Britain said the Monday death of a marine, from injuries received earlier this year, brought to 300 the number of its service members killed as a result of the Afghan war.
June has been a particularly bad month for the U.S-dominated foreign force with the deaths so far of 64 service members -- just as a peak of around 150,000 troops is about to be reached.
With U.S. President Barak Obama wanting a withdrawal to start in 2011, questions remain about the ability of Afghan forces to tackle a Taliban insurgency that is stronger than ever.
Last week, the U.N. official who monitors the Taliban and al Qaeda, Richard Barrett, said U.S. goals in Afghanistan would be incredibly hard to reach.
"However many of them you kill, there'll be more coming over the hill," said Barrett, a former British intelligence official.
"You're not dealing with people who you punch hard and they run away.
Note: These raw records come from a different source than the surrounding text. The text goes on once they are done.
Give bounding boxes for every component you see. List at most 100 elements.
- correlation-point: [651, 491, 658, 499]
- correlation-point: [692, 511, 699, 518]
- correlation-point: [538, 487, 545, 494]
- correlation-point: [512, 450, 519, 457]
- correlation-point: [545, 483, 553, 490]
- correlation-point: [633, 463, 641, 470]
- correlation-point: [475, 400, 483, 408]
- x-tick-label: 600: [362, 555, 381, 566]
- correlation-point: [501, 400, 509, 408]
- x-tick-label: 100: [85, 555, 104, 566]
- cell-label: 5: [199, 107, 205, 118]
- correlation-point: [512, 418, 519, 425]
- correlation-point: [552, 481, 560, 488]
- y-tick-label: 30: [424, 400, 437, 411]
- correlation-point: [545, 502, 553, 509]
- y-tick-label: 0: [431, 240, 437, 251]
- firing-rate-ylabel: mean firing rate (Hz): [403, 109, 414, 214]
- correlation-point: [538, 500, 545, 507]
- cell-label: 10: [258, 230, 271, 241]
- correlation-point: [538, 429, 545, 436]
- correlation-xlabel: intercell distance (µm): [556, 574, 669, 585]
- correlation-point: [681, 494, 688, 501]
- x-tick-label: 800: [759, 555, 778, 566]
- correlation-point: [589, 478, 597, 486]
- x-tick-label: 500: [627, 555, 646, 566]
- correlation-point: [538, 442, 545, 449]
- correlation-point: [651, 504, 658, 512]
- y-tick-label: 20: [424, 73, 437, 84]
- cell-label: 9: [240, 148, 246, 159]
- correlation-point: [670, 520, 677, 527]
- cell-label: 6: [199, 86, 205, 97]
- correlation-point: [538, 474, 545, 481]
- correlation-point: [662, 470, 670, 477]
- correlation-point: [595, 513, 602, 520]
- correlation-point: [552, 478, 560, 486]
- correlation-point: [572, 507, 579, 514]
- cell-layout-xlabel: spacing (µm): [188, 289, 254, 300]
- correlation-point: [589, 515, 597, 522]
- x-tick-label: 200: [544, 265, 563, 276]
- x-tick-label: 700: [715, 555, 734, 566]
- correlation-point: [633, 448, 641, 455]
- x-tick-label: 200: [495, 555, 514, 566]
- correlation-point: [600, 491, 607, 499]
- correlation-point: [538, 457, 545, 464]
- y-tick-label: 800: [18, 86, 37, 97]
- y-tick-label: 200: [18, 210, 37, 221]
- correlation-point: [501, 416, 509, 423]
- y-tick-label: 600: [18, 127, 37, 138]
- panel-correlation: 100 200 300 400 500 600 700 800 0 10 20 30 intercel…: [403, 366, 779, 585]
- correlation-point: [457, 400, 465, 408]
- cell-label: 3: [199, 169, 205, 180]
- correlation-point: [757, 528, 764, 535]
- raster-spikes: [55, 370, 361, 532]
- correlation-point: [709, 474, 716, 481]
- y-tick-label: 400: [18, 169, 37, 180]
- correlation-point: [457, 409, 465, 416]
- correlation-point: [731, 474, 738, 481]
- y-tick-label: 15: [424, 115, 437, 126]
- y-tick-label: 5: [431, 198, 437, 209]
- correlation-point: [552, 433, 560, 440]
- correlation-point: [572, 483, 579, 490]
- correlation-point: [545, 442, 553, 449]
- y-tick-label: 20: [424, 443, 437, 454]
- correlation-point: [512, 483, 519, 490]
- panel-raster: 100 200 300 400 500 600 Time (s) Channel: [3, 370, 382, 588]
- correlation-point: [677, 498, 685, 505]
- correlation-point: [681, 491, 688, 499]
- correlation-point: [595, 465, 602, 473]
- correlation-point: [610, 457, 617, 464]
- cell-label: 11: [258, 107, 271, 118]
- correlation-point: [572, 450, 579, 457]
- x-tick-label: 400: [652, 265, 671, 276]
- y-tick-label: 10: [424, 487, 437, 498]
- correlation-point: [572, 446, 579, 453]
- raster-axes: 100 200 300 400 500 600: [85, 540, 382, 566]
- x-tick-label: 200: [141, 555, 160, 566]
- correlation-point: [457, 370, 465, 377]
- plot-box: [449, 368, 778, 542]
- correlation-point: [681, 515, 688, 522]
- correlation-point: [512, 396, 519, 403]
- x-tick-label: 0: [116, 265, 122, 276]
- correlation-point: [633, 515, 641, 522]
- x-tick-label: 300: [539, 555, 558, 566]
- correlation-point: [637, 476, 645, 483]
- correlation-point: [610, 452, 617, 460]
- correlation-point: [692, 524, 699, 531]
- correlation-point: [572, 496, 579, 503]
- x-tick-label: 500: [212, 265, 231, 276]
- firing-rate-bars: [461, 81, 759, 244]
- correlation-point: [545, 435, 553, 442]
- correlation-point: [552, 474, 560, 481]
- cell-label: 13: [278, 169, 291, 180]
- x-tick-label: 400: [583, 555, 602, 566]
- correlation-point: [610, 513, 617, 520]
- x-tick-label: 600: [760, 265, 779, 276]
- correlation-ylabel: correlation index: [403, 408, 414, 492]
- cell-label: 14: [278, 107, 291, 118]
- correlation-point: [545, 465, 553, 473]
They're not going to run away."
At a national gathering of tribal leaders, elders and other notables this month, President Hamid Karzai won support for a modest peace plan that included reviewing the cases of thousands of prisoners, including Taliban, in Afghan jails.
The United States, which holds hundreds of prisoners in separate jails, said it would follow suit and 12 of those released on Monday came from their Bagram jail.
Afghans complain that scores of people are arrested on trumped up charges or flimsy evidence, and corruption is rife.
A key part of the forthcoming operation into the southern region of Kandahar, a traditional Taliban stronghold, relies on Karzai improving governance and development on the back of improved security.
Business is booming in the capital, Kabul, but some of the new construction has been funded by the drugs trade that the U.N. said in a report on Monday was now also striking Afghans hard.
Afghanistan is the source of over 90 percent of the world's heroin, but the report said nearly 3 percent of the population was now addicted, putting it alongside Russia and Iran, the worst affected.
A government roadshow in London this week will attempt to lure investors to a vast iron deposit, part of $1 trillion in mineral resources as a report last week reminded Afghans, but massive infrastructure projects would be needed to tap into it.